Il avait trouvé dom Jérôme assis dans sa cellule, auprès de la fenêtre qui donnait sur le préau, suivant d’un œil mélancolique un dernier rayon de soleil qui tremblotait au-dessus des toits.
Le prieur fit signe au moine de le laisser seul avec Dagobert.
– Votre Grâce est donc plus souffrante aujourd’hui ? dit le forgeron.
– Je me sens plus faible, répondit dom Jérôme. Cependant, je connais mon mal, et sais bien que je ne suis pas en danger de mort.
– Ah ! dit le forgeron qui eut un accent de joie.

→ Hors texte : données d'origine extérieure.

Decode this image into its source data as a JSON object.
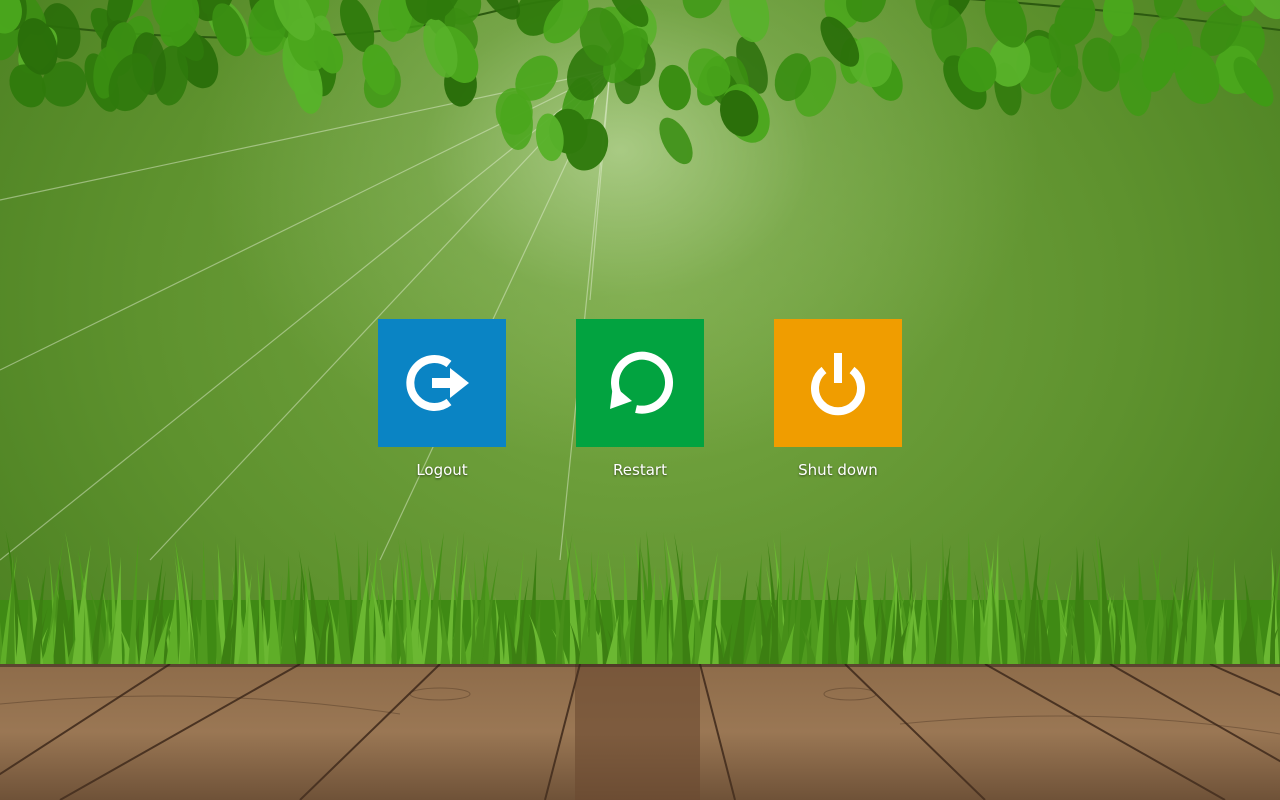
{
  "power_menu": {
    "options": [
      {
        "label": "Logout",
        "icon": "logout-arrow-icon",
        "color": "#0a84c4"
      },
      {
        "label": "Restart",
        "icon": "restart-circle-icon",
        "color": "#02a340"
      },
      {
        "label": "Shut down",
        "icon": "power-icon",
        "color": "#f09d00"
      }
    ]
  },
  "wallpaper": {
    "theme": "green leaves, grass and wooden deck",
    "colors": {
      "sky": "#6a9e38",
      "grass": "#4f9a1e",
      "wood": "#8a6846",
      "leaf": "#3f9a15"
    }
  }
}
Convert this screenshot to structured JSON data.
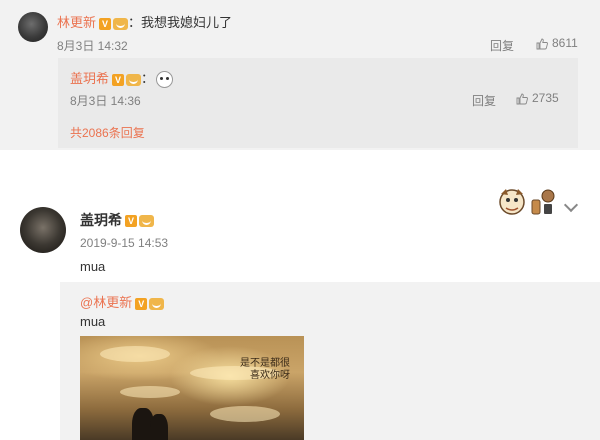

– Je t’ai fait venir, mon garçon ! poursuivit dom Jérôme, parce que je veux causer avec toi de choses très importantes. Assieds-toi.
Dagobert, qui s’était tenu debout jusque-là, obéit.
– Tu devines, n’est-ce pas, qu’il s’agit de Jeanne ?
– Oui, fit le forgeron d’un signe de tête.
Et il attendit.
– Le mal dont je souffre, reprit dom Jérôme, est une fièvre lente que j’ai gagnée pendant ma jeunesse dans les pays lointains, au temps où j’étais soldat.
Durant de longues années, ce mal m’avait laissé en repos.
Une fois cependant, il y a quinze ou vingt ans, un de ses retours m’atteignit. J’ai même été malade pendant plus de six mois.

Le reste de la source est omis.